Надежда Кондакова поэт совершенно особенный, не похожий ни на кого другого, ни на предыдущих поэтов, ни на своих современников, но настоящий Божьей Милостью Поэт. О чем она пишет – совершенно безразлично. Важно ее поэтическое восприятие и поэтическое выражение мира. Диапазон ее творчества громадный. Содержание ее поэзии глубоко, богато и разнообразно. Поэзия есть молитва, это ни к кому так не применимо, как к Кондаковой, и молитвенность сказывается у нее не только в стихах религиозных, но и в стихах, чуждых религиозным мотивам. К поэзии Кондаковой можно применить слова Жуковского «Поэзия есть Бог в святых мечтах земли».

Ренэ Герра, д-р. фил. наук
Парижского университета

 

Это 3-я публикация стихотворений Надежды Кондаковой в «Плавучем мосте» и 1-я (по моей просьбе) – в качестве одного из его редакторов.

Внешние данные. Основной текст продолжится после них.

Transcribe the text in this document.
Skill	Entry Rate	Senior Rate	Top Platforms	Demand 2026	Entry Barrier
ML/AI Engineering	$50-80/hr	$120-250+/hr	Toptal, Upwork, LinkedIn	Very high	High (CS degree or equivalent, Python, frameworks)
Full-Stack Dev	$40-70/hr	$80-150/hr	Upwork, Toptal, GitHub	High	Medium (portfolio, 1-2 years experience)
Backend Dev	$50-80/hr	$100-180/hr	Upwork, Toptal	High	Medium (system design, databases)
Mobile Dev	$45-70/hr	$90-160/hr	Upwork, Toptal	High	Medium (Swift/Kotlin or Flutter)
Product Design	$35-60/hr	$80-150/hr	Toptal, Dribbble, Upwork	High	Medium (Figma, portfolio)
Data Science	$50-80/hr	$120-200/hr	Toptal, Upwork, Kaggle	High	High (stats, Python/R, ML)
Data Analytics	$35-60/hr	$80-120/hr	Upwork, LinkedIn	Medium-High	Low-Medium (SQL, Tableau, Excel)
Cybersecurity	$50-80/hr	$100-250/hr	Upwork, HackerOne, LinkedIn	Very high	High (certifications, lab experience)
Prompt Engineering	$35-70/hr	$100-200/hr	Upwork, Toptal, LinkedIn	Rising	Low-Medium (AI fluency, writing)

Кажется, в наше не спокойное время поэзия осталась «на задворках», мало востребована. Почему же к стихам Надежды Кондаковой читатель идёт, ждёт её стихи? В чём притягательная сила творчества этого замечательного поэта? Думаю, одна из причин – способность вовлекать читателя в действо описываемого, делать его своим собеседником. Одного доверительного тона здесь мало. Когда читаешь её стихи, обнаруживаешь невероятную их привязанность к «месту событий». Я бы назвал это присуствием памяти. Читатель верит ей, сопереживает вместе с ней. Её пером никогда не движет гнев и ненависть. Но всегда – любовь и стремление к примирению. Примирению даже с противниками её любви.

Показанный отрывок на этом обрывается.